А тот, кто ослушался или не понял приказа, был жестоко наказан: Барак, переросток-дылда из командировочной команды невольно потянулся губами к ведру, получил тяжёлую затрещину. Он лязгнул зубами о край ведра и ошарашенно оглянулся. Короткий, но красноречивый жест «пальцем по шее» и «Санта Мария!» – всё это выглядело более чем достаточно! Прапорщику нет и сорока лет, но для этих подростков он кажется очень старым. Они разделены не только возрастным барьером, но и языком. Прапорщик недавно вернулся из ГДР, где провёл неполных два года.

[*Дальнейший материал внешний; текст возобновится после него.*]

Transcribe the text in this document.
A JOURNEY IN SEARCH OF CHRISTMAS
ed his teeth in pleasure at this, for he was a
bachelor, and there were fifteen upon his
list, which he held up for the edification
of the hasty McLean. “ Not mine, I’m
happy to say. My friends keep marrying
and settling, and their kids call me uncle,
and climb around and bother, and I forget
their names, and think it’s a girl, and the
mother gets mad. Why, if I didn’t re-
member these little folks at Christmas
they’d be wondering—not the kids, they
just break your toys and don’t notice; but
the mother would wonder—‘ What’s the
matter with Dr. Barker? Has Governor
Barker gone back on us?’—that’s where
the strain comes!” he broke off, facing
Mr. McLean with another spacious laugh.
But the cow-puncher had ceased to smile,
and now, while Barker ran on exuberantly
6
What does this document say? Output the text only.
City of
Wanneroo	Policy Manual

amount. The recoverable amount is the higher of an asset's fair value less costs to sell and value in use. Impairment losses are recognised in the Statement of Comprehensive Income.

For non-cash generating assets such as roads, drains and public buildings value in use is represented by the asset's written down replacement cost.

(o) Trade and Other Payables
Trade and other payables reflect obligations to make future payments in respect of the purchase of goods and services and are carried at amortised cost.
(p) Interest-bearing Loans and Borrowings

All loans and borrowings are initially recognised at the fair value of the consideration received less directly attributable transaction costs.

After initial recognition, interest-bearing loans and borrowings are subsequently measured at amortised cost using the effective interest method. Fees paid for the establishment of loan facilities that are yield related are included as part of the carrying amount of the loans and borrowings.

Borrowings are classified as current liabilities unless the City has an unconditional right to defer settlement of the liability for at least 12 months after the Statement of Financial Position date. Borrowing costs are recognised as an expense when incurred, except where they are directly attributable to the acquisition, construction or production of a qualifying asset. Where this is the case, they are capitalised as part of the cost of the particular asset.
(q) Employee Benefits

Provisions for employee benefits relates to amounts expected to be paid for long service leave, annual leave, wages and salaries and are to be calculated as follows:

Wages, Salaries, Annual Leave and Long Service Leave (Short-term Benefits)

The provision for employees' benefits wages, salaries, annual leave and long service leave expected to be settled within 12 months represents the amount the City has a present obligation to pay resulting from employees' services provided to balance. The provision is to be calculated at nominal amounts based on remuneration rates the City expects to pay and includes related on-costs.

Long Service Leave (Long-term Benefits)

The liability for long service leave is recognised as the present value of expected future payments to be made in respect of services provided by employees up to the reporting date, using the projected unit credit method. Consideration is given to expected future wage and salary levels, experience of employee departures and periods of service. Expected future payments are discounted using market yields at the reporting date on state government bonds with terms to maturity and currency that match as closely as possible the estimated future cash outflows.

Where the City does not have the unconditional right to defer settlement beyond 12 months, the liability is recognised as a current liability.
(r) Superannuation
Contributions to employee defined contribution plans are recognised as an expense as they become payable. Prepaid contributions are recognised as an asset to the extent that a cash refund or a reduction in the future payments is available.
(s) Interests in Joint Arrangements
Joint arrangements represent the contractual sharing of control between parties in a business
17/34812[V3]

Он свободно говорит на немецком языке (!) и, конечно, на русском, они – на всех диалектах своей маленькой страны и большого арабского мира. Но, интересное дело, что бы он ни произнёс, его всегда понимают, на уровне интонации, что ли? Это происходило так. Всю нужную информацию он выкладывал в виде устного приказа, потом добавлял от себя пару сердечных словосочетаний, которыми так богат наш русский язык, а когда ловил блеск в глазах своих подчинённых, то напоследок ещё произносил: «Вольно!», «Разойдись!». Немецкая речь звучала, но весьма редко. Это был первый «воин-интернационалист», с которым молодые афганцы познакомились очень близко.
* * *
Когда к нему обращались подопечные с каким-нибудь своим вопросом, а он его не понимал, то никогда не впадал в ступор, а реагировал на бытовом уровне, и всегда был прав. Вероятно что общая языковая группа была всё-таки для него доступной, и он мог понимать многое, но только никогда не разговаривал с ними ни на узбекском языке, ни на распространённом в стране пуштунском диалекте, наречии. Если бы молодые афганцы немного знали о советском кинематографе, то могли бы сравнить своего прапорщика со знаменитым товарищем Суховым, но всё это для них было таким чужим и далёким. А на тот момент они могли видеть всегда хорошо выбритое лицо и соломенные, выгорелые усы с привычной усмешкой – потом улыбка и вот ответ на все запросы. Малорослый паренёк, сидевший всегда с краю борта, сразу приглянулся советскому прапорщику. И он всячески пытался подбодрить его, помочь ему. Но тот как бы не замечал таких знаков внимания. Создавалось впечатление, что парень просто ненавидит всех остальных. Презирает их. Даже шинель не взял, когда ему её протянули. А потребовалось ли?